I was thinking about all this as I emerged from a late afternoon screening of Snow White and the Huntsman (or Snow White and Thor as Kurt Busiek has dubbed it). From the beginning through the end I kept posing questions and that shows someone didn’t look at the story and make its motivations clear.
Key questions that rob the film of its power begin with why on Earth Queen Revenna kept Snow alive. We’ve been told she has been betrayed and hurt by men in the past, but we’re never given any details to explain the motivation (show not tell, remember?). She’s been in charge of other kingdoms so what happened to them, forcing her to take over King Magnus’ land? What does she want other than immortality? What drives her to want to live forever? Her creepy brother Finn seems to have no role in the story so exists to do the queen’s bidding but what does he want?
They take over Magnus’ realm and we’re told that for the next decade or so, the land withers. But what sort of monarch is she? How does she deal with her former kingdoms? What about the politics of defending the realm? If the people suffer and the land dries up, how does she maintain a well-fed army? So many questions.

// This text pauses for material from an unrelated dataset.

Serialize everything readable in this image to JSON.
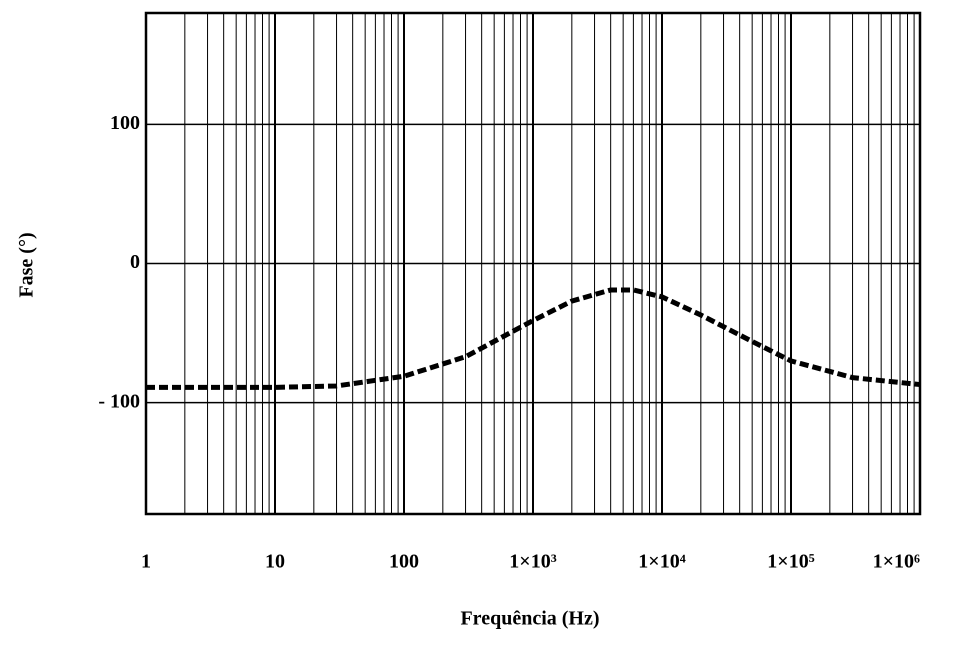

Snow, meanwhile, grows up in the North Tower without benefit of anything to keep her sane. There’s a bed and we suppose a chamber pot but has she been taught anything such as dressmaking so she can make her own rags? Of course, she’s also in leather pants which beggars the imagination. How does she stay healthy and so lovely if fed meager meals (we presume)? Once she frees herself, she appears remarkably fit and able which goes without question or explanation.

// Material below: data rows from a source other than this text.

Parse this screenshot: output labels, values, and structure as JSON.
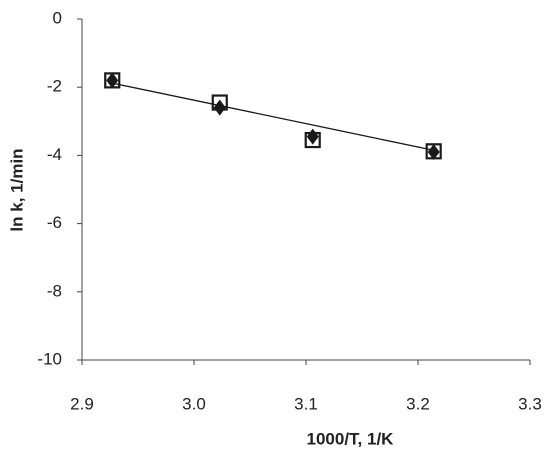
{
  "chart_data": {
    "type": "scatter",
    "x_label": "1000/T, 1/K",
    "y_label": "ln k, 1/min",
    "xlim": [
      2.9,
      3.3
    ],
    "xticks": [
      2.9,
      {
        "value": 3,
        "label": "3.0"
      },
      3.1,
      3.2,
      3.3
    ],
    "ylim": [
      -10,
      0
    ],
    "yticks": [
      0,
      -2,
      -4,
      -6,
      -8,
      -10
    ],
    "series": [
      {
        "color": "#1a1a1a",
        "marker": "diamond",
        "x": [
          2.927,
          3.023,
          3.106,
          3.214
        ],
        "values": [
          -1.8,
          -2.6,
          -3.45,
          -3.9
        ]
      },
      {
        "color": "#1a1a1a",
        "marker": "square-open",
        "x": [
          2.927,
          3.023,
          3.106,
          3.214
        ],
        "values": [
          -1.8,
          -2.45,
          -3.55,
          -3.88
        ]
      }
    ],
    "trendline": {
      "color": "#1a1a1a",
      "x": [
        2.927,
        3.214
      ],
      "values": [
        -1.88,
        -3.85
      ]
    }
  }
}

People seem to charge into situations without a single thought to planning. Ravenna marries the King a day after meeting him without first understanding how the kingdom works, who can be trusted, who must be killed. What alliances obligate the kingdom beyond its borders? What was her rush? Similarly, William hears Snow is alive and without pausing to stock up on supplies like water, he turns his horse around and charges after her without a clue as to which direction to go.

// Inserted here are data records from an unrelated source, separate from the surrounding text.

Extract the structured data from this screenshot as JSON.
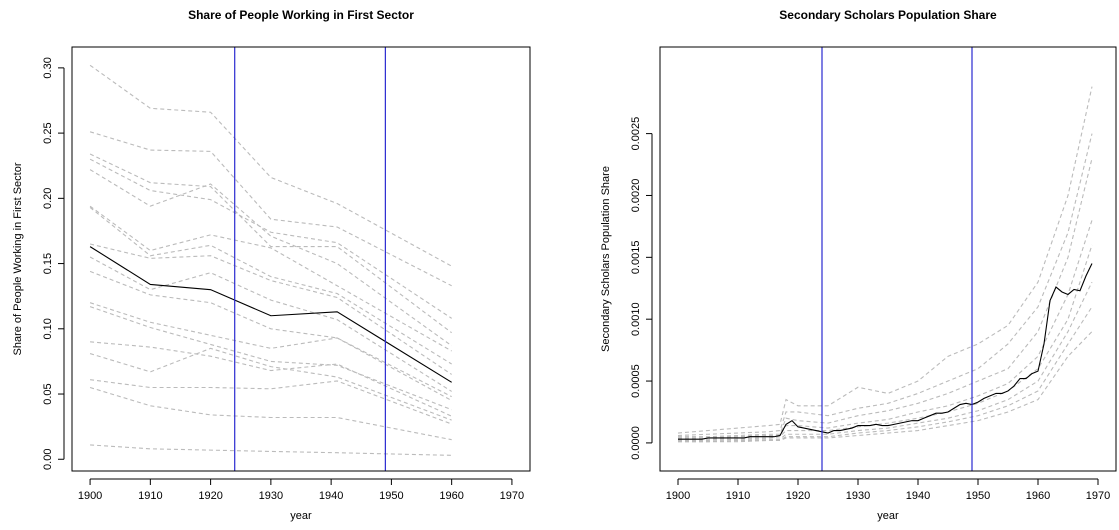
{
  "chart_data": [
    {
      "type": "line",
      "title": "Share of People Working in First Sector",
      "x_label": "year",
      "y_label": "Share of People Working in First Sector",
      "xlim": [
        1897,
        1973
      ],
      "ylim": [
        -0.009,
        0.316
      ],
      "xticks": [
        1900,
        1910,
        1920,
        1930,
        1940,
        1950,
        1960,
        1970
      ],
      "yticks": [
        {
          "value": 0,
          "label": "0.00"
        },
        {
          "value": 0.05,
          "label": "0.05"
        },
        {
          "value": 0.1,
          "label": "0.10"
        },
        {
          "value": 0.15,
          "label": "0.15"
        },
        {
          "value": 0.2,
          "label": "0.20"
        },
        {
          "value": 0.25,
          "label": "0.25"
        },
        {
          "value": 0.3,
          "label": "0.30"
        }
      ],
      "vlines": [
        1924,
        1949
      ],
      "vline_color": "#2a2ad0",
      "x": [
        1900,
        1910,
        1920,
        1930,
        1941,
        1960
      ],
      "series": [
        {
          "color": "#bbbbbb",
          "dashed": true,
          "values": [
            0.302,
            0.269,
            0.266,
            0.216,
            0.196,
            0.148
          ]
        },
        {
          "color": "#bbbbbb",
          "dashed": true,
          "values": [
            0.251,
            0.237,
            0.236,
            0.184,
            0.178,
            0.133
          ]
        },
        {
          "color": "#bbbbbb",
          "dashed": true,
          "values": [
            0.234,
            0.212,
            0.209,
            0.163,
            0.163,
            0.097
          ]
        },
        {
          "color": "#bbbbbb",
          "dashed": true,
          "values": [
            0.23,
            0.206,
            0.199,
            0.174,
            0.166,
            0.108
          ]
        },
        {
          "color": "#bbbbbb",
          "dashed": true,
          "values": [
            0.222,
            0.194,
            0.211,
            0.171,
            0.15,
            0.087
          ]
        },
        {
          "color": "#bbbbbb",
          "dashed": true,
          "values": [
            0.194,
            0.16,
            0.172,
            0.162,
            0.133,
            0.083
          ]
        },
        {
          "color": "#bbbbbb",
          "dashed": true,
          "values": [
            0.193,
            0.156,
            0.164,
            0.14,
            0.127,
            0.073
          ]
        },
        {
          "color": "#bbbbbb",
          "dashed": true,
          "values": [
            0.165,
            0.154,
            0.156,
            0.137,
            0.124,
            0.065
          ]
        },
        {
          "color": "#bbbbbb",
          "dashed": true,
          "values": [
            0.155,
            0.13,
            0.143,
            0.122,
            0.107,
            0.052
          ]
        },
        {
          "color": "#bbbbbb",
          "dashed": true,
          "values": [
            0.144,
            0.126,
            0.12,
            0.1,
            0.093,
            0.048
          ]
        },
        {
          "color": "#bbbbbb",
          "dashed": true,
          "values": [
            0.12,
            0.105,
            0.095,
            0.085,
            0.093,
            0.045
          ]
        },
        {
          "color": "#bbbbbb",
          "dashed": true,
          "values": [
            0.117,
            0.101,
            0.088,
            0.075,
            0.072,
            0.038
          ]
        },
        {
          "color": "#bbbbbb",
          "dashed": true,
          "values": [
            0.09,
            0.086,
            0.079,
            0.068,
            0.073,
            0.033
          ]
        },
        {
          "color": "#bbbbbb",
          "dashed": true,
          "values": [
            0.081,
            0.067,
            0.085,
            0.071,
            0.063,
            0.03
          ]
        },
        {
          "color": "#bbbbbb",
          "dashed": true,
          "values": [
            0.061,
            0.055,
            0.055,
            0.054,
            0.06,
            0.027
          ]
        },
        {
          "color": "#bbbbbb",
          "dashed": true,
          "values": [
            0.055,
            0.041,
            0.034,
            0.032,
            0.032,
            0.015
          ]
        },
        {
          "color": "#bbbbbb",
          "dashed": true,
          "values": [
            0.011,
            0.008,
            0.007,
            0.006,
            0.005,
            0.003
          ]
        },
        {
          "color": "#000000",
          "dashed": false,
          "values": [
            0.163,
            0.134,
            0.13,
            0.11,
            0.113,
            0.059
          ]
        }
      ]
    },
    {
      "type": "line",
      "title": "Secondary Scholars Population Share",
      "x_label": "year",
      "y_label": "Secondary Scholars Population Share",
      "xlim": [
        1897,
        1973
      ],
      "ylim": [
        -0.000227,
        0.0032
      ],
      "xticks": [
        1900,
        1910,
        1920,
        1930,
        1940,
        1950,
        1960,
        1970
      ],
      "yticks": [
        {
          "value": 0,
          "label": "0.0000"
        },
        {
          "value": 0.0005,
          "label": "0.0005"
        },
        {
          "value": 0.001,
          "label": "0.0010"
        },
        {
          "value": 0.0015,
          "label": "0.0015"
        },
        {
          "value": 0.002,
          "label": "0.0020"
        },
        {
          "value": 0.0025,
          "label": "0.0025"
        }
      ],
      "vlines": [
        1924,
        1949
      ],
      "vline_color": "#2a2ad0",
      "series": [
        {
          "color": "#bbbbbb",
          "dashed": true,
          "x": [
            1900,
            1905,
            1910,
            1915,
            1917,
            1918,
            1920,
            1925,
            1930,
            1935,
            1940,
            1945,
            1950,
            1955,
            1960,
            1965,
            1969
          ],
          "values": [
            8e-05,
            0.0001,
            0.00012,
            0.00014,
            0.00015,
            0.00035,
            0.0003,
            0.0003,
            0.00045,
            0.0004,
            0.0005,
            0.0007,
            0.0008,
            0.00095,
            0.0013,
            0.002,
            0.00288
          ]
        },
        {
          "color": "#bbbbbb",
          "dashed": true,
          "x": [
            1900,
            1905,
            1910,
            1915,
            1917,
            1918,
            1920,
            1925,
            1930,
            1935,
            1940,
            1945,
            1950,
            1955,
            1960,
            1965,
            1969
          ],
          "values": [
            6e-05,
            7e-05,
            8e-05,
            9e-05,
            0.0001,
            0.00025,
            0.00025,
            0.00022,
            0.00028,
            0.00032,
            0.0004,
            0.0005,
            0.0006,
            0.0008,
            0.0011,
            0.0017,
            0.0025
          ]
        },
        {
          "color": "#bbbbbb",
          "dashed": true,
          "x": [
            1900,
            1905,
            1910,
            1915,
            1917,
            1918,
            1920,
            1925,
            1930,
            1935,
            1940,
            1945,
            1950,
            1955,
            1960,
            1965,
            1969
          ],
          "values": [
            5e-05,
            5e-05,
            6e-05,
            7e-05,
            7e-05,
            0.0002,
            0.00018,
            0.00016,
            0.00022,
            0.00026,
            0.00032,
            0.0004,
            0.0005,
            0.0006,
            0.0009,
            0.0015,
            0.0023
          ]
        },
        {
          "color": "#bbbbbb",
          "dashed": true,
          "x": [
            1900,
            1905,
            1910,
            1915,
            1917,
            1918,
            1920,
            1925,
            1930,
            1935,
            1940,
            1945,
            1950,
            1955,
            1960,
            1965,
            1969
          ],
          "values": [
            4e-05,
            4e-05,
            5e-05,
            6e-05,
            6e-05,
            0.00014,
            0.00014,
            0.00012,
            0.00016,
            0.00019,
            0.00025,
            0.0003,
            0.00038,
            0.00048,
            0.0007,
            0.0012,
            0.0018
          ]
        },
        {
          "color": "#bbbbbb",
          "dashed": true,
          "x": [
            1900,
            1905,
            1910,
            1915,
            1917,
            1918,
            1920,
            1925,
            1930,
            1935,
            1940,
            1945,
            1950,
            1955,
            1960,
            1965,
            1969
          ],
          "values": [
            3e-05,
            3e-05,
            4e-05,
            4e-05,
            5e-05,
            0.0001,
            0.0001,
            0.0001,
            0.00013,
            0.00016,
            0.0002,
            0.00025,
            0.00032,
            0.00042,
            0.0006,
            0.001,
            0.0016
          ]
        },
        {
          "color": "#bbbbbb",
          "dashed": true,
          "x": [
            1900,
            1905,
            1910,
            1915,
            1917,
            1918,
            1920,
            1925,
            1930,
            1935,
            1940,
            1945,
            1950,
            1955,
            1960,
            1965,
            1969
          ],
          "values": [
            2e-05,
            2e-05,
            3e-05,
            3e-05,
            3e-05,
            7e-05,
            7e-05,
            7e-05,
            0.0001,
            0.00012,
            0.00016,
            0.0002,
            0.00026,
            0.00035,
            0.0005,
            0.0009,
            0.0013
          ]
        },
        {
          "color": "#bbbbbb",
          "dashed": true,
          "x": [
            1900,
            1905,
            1910,
            1915,
            1917,
            1918,
            1920,
            1925,
            1930,
            1935,
            1940,
            1945,
            1950,
            1955,
            1960,
            1965,
            1969
          ],
          "values": [
            1e-05,
            1e-05,
            2e-05,
            2e-05,
            2e-05,
            5e-05,
            5e-05,
            5e-05,
            8e-05,
            0.0001,
            0.00013,
            0.00017,
            0.00022,
            0.0003,
            0.00042,
            0.0008,
            0.0011
          ]
        },
        {
          "color": "#bbbbbb",
          "dashed": true,
          "x": [
            1900,
            1905,
            1910,
            1915,
            1917,
            1918,
            1920,
            1925,
            1930,
            1935,
            1940,
            1945,
            1950,
            1955,
            1960,
            1965,
            1969
          ],
          "values": [
            1e-05,
            1e-05,
            1e-05,
            2e-05,
            2e-05,
            4e-05,
            4e-05,
            4e-05,
            6e-05,
            8e-05,
            0.0001,
            0.00014,
            0.00018,
            0.00025,
            0.00035,
            0.0007,
            0.0009
          ]
        },
        {
          "color": "#000000",
          "dashed": false,
          "x": [
            1900,
            1901,
            1902,
            1903,
            1904,
            1905,
            1906,
            1907,
            1908,
            1909,
            1910,
            1911,
            1912,
            1913,
            1914,
            1915,
            1916,
            1917,
            1918,
            1919,
            1920,
            1921,
            1922,
            1923,
            1924,
            1925,
            1926,
            1927,
            1928,
            1929,
            1930,
            1931,
            1932,
            1933,
            1934,
            1935,
            1936,
            1937,
            1938,
            1939,
            1940,
            1941,
            1942,
            1943,
            1944,
            1945,
            1946,
            1947,
            1948,
            1949,
            1950,
            1951,
            1952,
            1953,
            1954,
            1955,
            1956,
            1957,
            1958,
            1959,
            1960,
            1961,
            1962,
            1963,
            1964,
            1965,
            1966,
            1967,
            1968,
            1969
          ],
          "values": [
            3e-05,
            3e-05,
            3e-05,
            3e-05,
            3e-05,
            4e-05,
            4e-05,
            4e-05,
            4e-05,
            4e-05,
            4e-05,
            4e-05,
            5e-05,
            5e-05,
            5e-05,
            5e-05,
            5e-05,
            6e-05,
            0.00015,
            0.00018,
            0.00013,
            0.00012,
            0.00011,
            0.0001,
            9e-05,
            8e-05,
            0.0001,
            0.0001,
            0.00011,
            0.00012,
            0.00014,
            0.00014,
            0.00014,
            0.00015,
            0.00014,
            0.00014,
            0.00015,
            0.00016,
            0.00017,
            0.00018,
            0.00018,
            0.0002,
            0.00022,
            0.00024,
            0.00024,
            0.00025,
            0.00028,
            0.00031,
            0.00032,
            0.00031,
            0.00033,
            0.00036,
            0.00038,
            0.0004,
            0.0004,
            0.00042,
            0.00046,
            0.00052,
            0.00052,
            0.00056,
            0.00058,
            0.0008,
            0.00115,
            0.00126,
            0.00122,
            0.0012,
            0.00124,
            0.00123,
            0.00135,
            0.00145
          ]
        }
      ]
    }
  ]
}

OK, questions aside, I take issue with the amount of discussion required by the story and ignored by the screenwriters. Evan Daugherty is a tyro at such epic fare while his co-writer, John Lee Hancock should know better after writing fare like The Blind Side and Alamo. You have no sense of timing but once William joins Snow’s side, at least a day passes before they address the years apart. How Finn and the men can so easily trace Snow’s path also is a convenient bit of storytelling that makes no sense once you start thinking about it.
The film is very pretty to look at and does a nice job giving us a very un-Disney look at the original fairy tale so the dwarves are a fun lot and the wildlife in Sanctuary honor Snow, who is somehow The One (is there One per kingdom or she is The One in the world?). For a land where they recite the Lord’s Prayer and red-hatted clergy attend the throne, they seem awfully comfortable with magic without connecting it to their beliefs. Overall, they created a rich and interesting world so one can hope the already-in-the-works sequel explores further.
I walked out of there dissatisfied because it had such nice aspirations but failed to craft a script to properly transport me for two hours. What a shame, it had such potential.